The Provider acknowledges it is responsible for the recruitment, hiring, firing, training, supervision, scheduling and payroll for its employees, subcontractors or agents. The Provider shall maintain general liability insurance coverage, worker's compensation, and unemployment insurance, and shall pay all FICA taxes and state and federal tax withholdings for its employees. The Provider agrees to bill only for service providers who have the qualifications required for the type of service that is being delivered.

10.
Ownership.

To comply with the disclosure of ownership requirements in 42 CFR § Part 455, Subpart B, and 42 CFR § 411.361, when applicable, and to notify the Department thirty (30) days prior to any change of ownership. This Provider Agreement is not transferable.


Provider Agreement   Page 3 of 3

11.
Advance Directives.

To comply with the advance directives requirement of 42 CFR Part 489, Subpart I, and 42 CFR § 417.436(d), when applicable.

12.
Confidentiality.

To protect the confidentiality of identifying information that is collected, used or maintained about a client. Confidential information shall only be released with appropriate written authorization of the client, according IDAPA 16.05.01, "Use and Disclosure of Department Records," and 42 CFR section 431.300.

13.
Officers and Employees Not Liable.

In no way shall any official, employee, or agent of the State of Idaho be in any way personally liable or responsible for any term of this agreement, whether expressed or implied, nor for any statement, representation or warranty made in connection with this agreement.

14.
Duration and Termination of Agreement.

This agreement shall remain in effect until terminated in writing. In the event of termination by the Department, the Department's sole obligation shall be to pay for services provided prior to the effective date of termination. The Department shall not be responsible for any costs or expenditures of the Provider in reliance upon the terms of this agreement.
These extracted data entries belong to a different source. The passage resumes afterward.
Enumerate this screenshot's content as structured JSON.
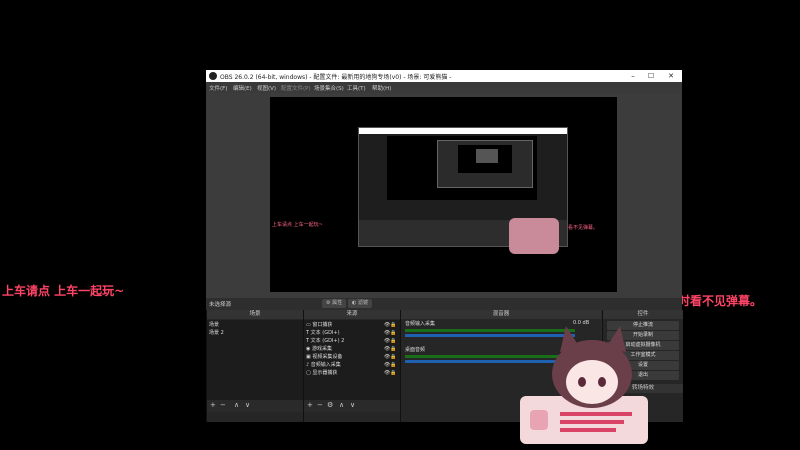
{
  "overlay": {
    "left_text": "上车请点 上车一起玩~",
    "right_text": "打游戏认真时看不见弹幕。"
  },
  "window": {
    "title": "OBS 26.0.2 (64-bit, windows) - 配置文件: 最新用的地狗专场(v0) - 场景: 可爱熊猫 - ",
    "controls": {
      "minimize": "–",
      "maximize": "☐",
      "close": "✕"
    }
  },
  "menu": [
    "文件(F)",
    "编辑(E)",
    "视图(V)",
    "配置文件(P)",
    "场景集合(S)",
    "工具(T)",
    "帮助(H)"
  ],
  "preview": {
    "nested_left_text": "上车请点 上车一起玩~",
    "nested_right_text": "打游戏认真时看不见弹幕。"
  },
  "toolbar": {
    "status_label": "未选择源",
    "properties_label": "属性",
    "filters_label": "滤镜"
  },
  "scenes": {
    "header": "场景",
    "items": [
      "场景",
      "场景 2"
    ]
  },
  "sources": {
    "header": "来源",
    "items": [
      {
        "icon": "window-capture-icon",
        "label": "窗口捕获"
      },
      {
        "icon": "text-icon",
        "label": "文本 (GDI+)"
      },
      {
        "icon": "text-icon",
        "label": "文本 (GDI+) 2"
      },
      {
        "icon": "camera-icon",
        "label": "游戏采集"
      },
      {
        "icon": "video-device-icon",
        "label": "视频采集设备"
      },
      {
        "icon": "mic-icon",
        "label": "音频输入采集"
      },
      {
        "icon": "monitor-icon",
        "label": "显示器捕获"
      }
    ]
  },
  "mixer": {
    "header": "混音器",
    "tracks": [
      {
        "name": "音频输入采集",
        "level": "0.0 dB"
      },
      {
        "name": "桌面音频",
        "level": ""
      }
    ]
  },
  "controls": {
    "header": "控件",
    "buttons": [
      "停止推流",
      "开始录制",
      "启动虚拟摄像机",
      "工作室模式",
      "设置",
      "退出"
    ]
  },
  "transitions": {
    "header": "转场特效"
  },
  "footer": {
    "add": "+",
    "remove": "−",
    "up": "∧",
    "down": "∨",
    "gear": "⚙"
  },
  "colors": {
    "accent": "#ff4466",
    "window_bg": "#2b2b2b",
    "meter_green": "#1a6e1a",
    "meter_blue": "#2060b0"
  }
}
    14.1.    This agreement may be terminated by either party without cause by giving thirty (30) days' notice in writing to the other party.

    14.2.    This agreement shall be terminated if judicial interpretation of federal or state laws, regulations or rules renders fulfillment of the agreement infeasible or impossible.
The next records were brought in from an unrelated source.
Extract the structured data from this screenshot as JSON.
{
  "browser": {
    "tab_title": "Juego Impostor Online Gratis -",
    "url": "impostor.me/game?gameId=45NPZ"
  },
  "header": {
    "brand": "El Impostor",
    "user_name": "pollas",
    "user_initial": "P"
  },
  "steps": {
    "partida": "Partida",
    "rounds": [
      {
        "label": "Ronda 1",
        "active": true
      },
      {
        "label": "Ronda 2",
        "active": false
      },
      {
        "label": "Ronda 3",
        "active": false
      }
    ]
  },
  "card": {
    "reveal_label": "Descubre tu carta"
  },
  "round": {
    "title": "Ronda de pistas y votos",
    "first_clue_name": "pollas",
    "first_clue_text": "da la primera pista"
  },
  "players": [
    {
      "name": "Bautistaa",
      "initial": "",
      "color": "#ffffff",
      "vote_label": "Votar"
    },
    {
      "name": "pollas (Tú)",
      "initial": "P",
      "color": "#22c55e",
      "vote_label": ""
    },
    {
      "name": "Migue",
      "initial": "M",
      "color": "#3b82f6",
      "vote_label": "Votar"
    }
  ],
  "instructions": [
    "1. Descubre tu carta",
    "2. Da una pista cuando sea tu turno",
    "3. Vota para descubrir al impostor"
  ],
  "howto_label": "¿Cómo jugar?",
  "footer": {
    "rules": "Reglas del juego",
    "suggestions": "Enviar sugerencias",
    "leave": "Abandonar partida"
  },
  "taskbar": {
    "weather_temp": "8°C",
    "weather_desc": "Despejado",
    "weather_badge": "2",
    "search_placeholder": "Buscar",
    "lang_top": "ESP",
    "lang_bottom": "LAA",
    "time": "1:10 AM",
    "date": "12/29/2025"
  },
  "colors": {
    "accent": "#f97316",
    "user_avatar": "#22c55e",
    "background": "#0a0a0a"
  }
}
    14.3.    This agreement shall be terminated immediately if the Provider's license or certification required by law is suspended, not renewed, or is otherwise not in effect at the time service is provided.

    14.4.    The Department may, in its discretion, terminate this agreement in writing when the Provider fails to comply with any applicable rule, term or provision of this agreement, either immediately or upon such notice as the Department, in its sole discretion, deems appropriate. Provider also understands and agrees that its conduct may be subject to additional penalties or sanctions under Idaho Code Sections 56-227, 56-227A, 56-227B, and 56-209(h) and IDAPA 16.05.07, "The Investigation and Enforcement of Fraud, Abuse and Misconduct", as amended. The Provider further understands that there are federal penalties for false reporting and fraudulent acts committed during the course and scope of this agreement. Notice of these sections shall in no way imply that they represent an exclusive or exhaustive list of available action to deal with fraud and abuse.

I have read the foregoing agreement, understand it and agree to abide by its terms and conditions. I also agree to abide by the same terms and conditions with respect to any non-Medicaid services that are payable and authorized by the Department. I further understand and agree that violation of any of the terms and conditions of this agreement constitute sufficient grounds for termination of this agreement and may be grounds for other action as provided by rule, regulation or statute.


Printed name of person signing this agreement
 
Position

By my signature, I affirm that I am authorized to enter into this agreement.